Mrs. Obama opened the ceremony sharing her excitement for this special event in the White House by saying, “I absolutely love dance.” She spoke of being an avid Ailey fan and noted that the first piece of art in an early apartment she shared with her husband (before he was President) was a picture of Judith Jamison in Cry.
“Today is a special day for the entire country. For nearly 50 years the women gracing us here have been a driving force in the cultural life of this nation. From tribal rhythms to freedom songs, from modern dance to Hip-hop, they have told the story of who we are, who we were, and who we can be. We celebrate the people who shaped our heritage,” she said.
Video of a Day of Celebrating African American Women and Dance
Legacy and heritage were at the forefront as Mrs. Obama spoke directly to her young guests about the struggles the women artists before them had endured: how dancers, like Debbie Allen, were rejected outright from dance schools only because of the color of their skin; how black ballerinas couldn’t get hired and were told to wear white pancake makeup to fit into a mold. “Your presence here,” she said,“ is a result of the grinding hard work they put into this. This legacy is your greatest inheritance… My message to the young people here and the young people watching [is to] show that kind of education and discipline in any sphere…We fight for the opportunity to succeed, we prepare for the opportunity to shine.”

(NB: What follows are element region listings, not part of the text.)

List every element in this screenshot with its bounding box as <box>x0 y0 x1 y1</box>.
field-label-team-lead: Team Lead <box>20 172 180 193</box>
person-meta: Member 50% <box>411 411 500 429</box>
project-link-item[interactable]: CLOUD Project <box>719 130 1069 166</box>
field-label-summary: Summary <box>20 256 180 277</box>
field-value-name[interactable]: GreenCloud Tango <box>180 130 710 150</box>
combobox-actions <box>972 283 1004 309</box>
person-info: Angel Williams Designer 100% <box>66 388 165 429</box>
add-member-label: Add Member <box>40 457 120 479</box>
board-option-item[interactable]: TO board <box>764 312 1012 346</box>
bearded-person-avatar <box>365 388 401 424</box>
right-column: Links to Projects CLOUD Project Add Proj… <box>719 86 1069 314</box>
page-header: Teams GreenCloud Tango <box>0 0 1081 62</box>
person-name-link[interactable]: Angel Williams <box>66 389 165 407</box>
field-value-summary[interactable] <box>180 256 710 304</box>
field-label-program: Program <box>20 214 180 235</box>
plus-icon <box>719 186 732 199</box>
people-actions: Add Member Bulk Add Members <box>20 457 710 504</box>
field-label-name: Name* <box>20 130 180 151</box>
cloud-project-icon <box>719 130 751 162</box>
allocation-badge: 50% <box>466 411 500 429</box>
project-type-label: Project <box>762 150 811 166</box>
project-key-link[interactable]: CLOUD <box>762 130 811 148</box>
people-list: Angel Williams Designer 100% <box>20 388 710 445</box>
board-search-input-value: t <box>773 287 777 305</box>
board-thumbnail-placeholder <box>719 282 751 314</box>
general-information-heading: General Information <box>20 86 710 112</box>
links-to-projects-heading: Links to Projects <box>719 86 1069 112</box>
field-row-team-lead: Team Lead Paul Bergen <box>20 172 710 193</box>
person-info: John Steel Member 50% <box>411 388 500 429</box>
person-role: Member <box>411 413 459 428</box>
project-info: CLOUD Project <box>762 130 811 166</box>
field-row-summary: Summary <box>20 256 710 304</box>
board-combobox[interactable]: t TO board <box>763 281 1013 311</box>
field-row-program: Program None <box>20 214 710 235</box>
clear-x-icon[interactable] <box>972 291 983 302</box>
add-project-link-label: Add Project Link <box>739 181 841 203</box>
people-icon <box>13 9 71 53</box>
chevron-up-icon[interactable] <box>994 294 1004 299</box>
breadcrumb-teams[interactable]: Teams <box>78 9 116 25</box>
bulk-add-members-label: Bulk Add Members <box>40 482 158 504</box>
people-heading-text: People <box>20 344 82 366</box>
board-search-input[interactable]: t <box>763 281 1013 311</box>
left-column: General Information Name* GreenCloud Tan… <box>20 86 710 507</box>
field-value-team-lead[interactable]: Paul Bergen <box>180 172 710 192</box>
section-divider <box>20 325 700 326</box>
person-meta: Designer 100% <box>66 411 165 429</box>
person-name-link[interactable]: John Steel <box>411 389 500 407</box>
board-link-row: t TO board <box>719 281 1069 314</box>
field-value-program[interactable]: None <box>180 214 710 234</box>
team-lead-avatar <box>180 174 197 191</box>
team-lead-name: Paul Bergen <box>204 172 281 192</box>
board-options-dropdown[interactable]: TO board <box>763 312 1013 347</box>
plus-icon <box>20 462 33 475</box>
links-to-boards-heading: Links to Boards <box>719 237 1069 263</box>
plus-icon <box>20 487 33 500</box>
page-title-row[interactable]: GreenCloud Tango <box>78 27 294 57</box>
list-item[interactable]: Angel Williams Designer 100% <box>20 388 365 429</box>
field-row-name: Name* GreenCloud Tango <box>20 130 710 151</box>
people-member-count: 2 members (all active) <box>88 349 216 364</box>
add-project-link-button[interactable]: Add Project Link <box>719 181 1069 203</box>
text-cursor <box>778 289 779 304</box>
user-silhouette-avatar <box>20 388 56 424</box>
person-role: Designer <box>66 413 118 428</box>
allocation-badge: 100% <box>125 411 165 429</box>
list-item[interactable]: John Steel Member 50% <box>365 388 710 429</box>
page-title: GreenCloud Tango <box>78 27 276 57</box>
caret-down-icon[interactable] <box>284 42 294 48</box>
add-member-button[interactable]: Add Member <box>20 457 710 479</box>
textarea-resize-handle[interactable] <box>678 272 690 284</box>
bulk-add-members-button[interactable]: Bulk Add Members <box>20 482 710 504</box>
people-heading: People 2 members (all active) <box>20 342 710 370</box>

“The work isn’t over,” the First Lady emphasized, commenting that hopefully one day soon it won’t be headline news when a black ballerina is made a principal dancer.
Mrs. Obama concluded her remarks by reminding the girls not to be nervous as they lined up to perform in the regal White House room underneath a glittering chandelier and in front of looming portraits of George and Martha Washington (Theodore Roosevelt’s picture to the right of George appeared to be looking on at the activity in wonderment), “This is stage is your home, this house is yours.”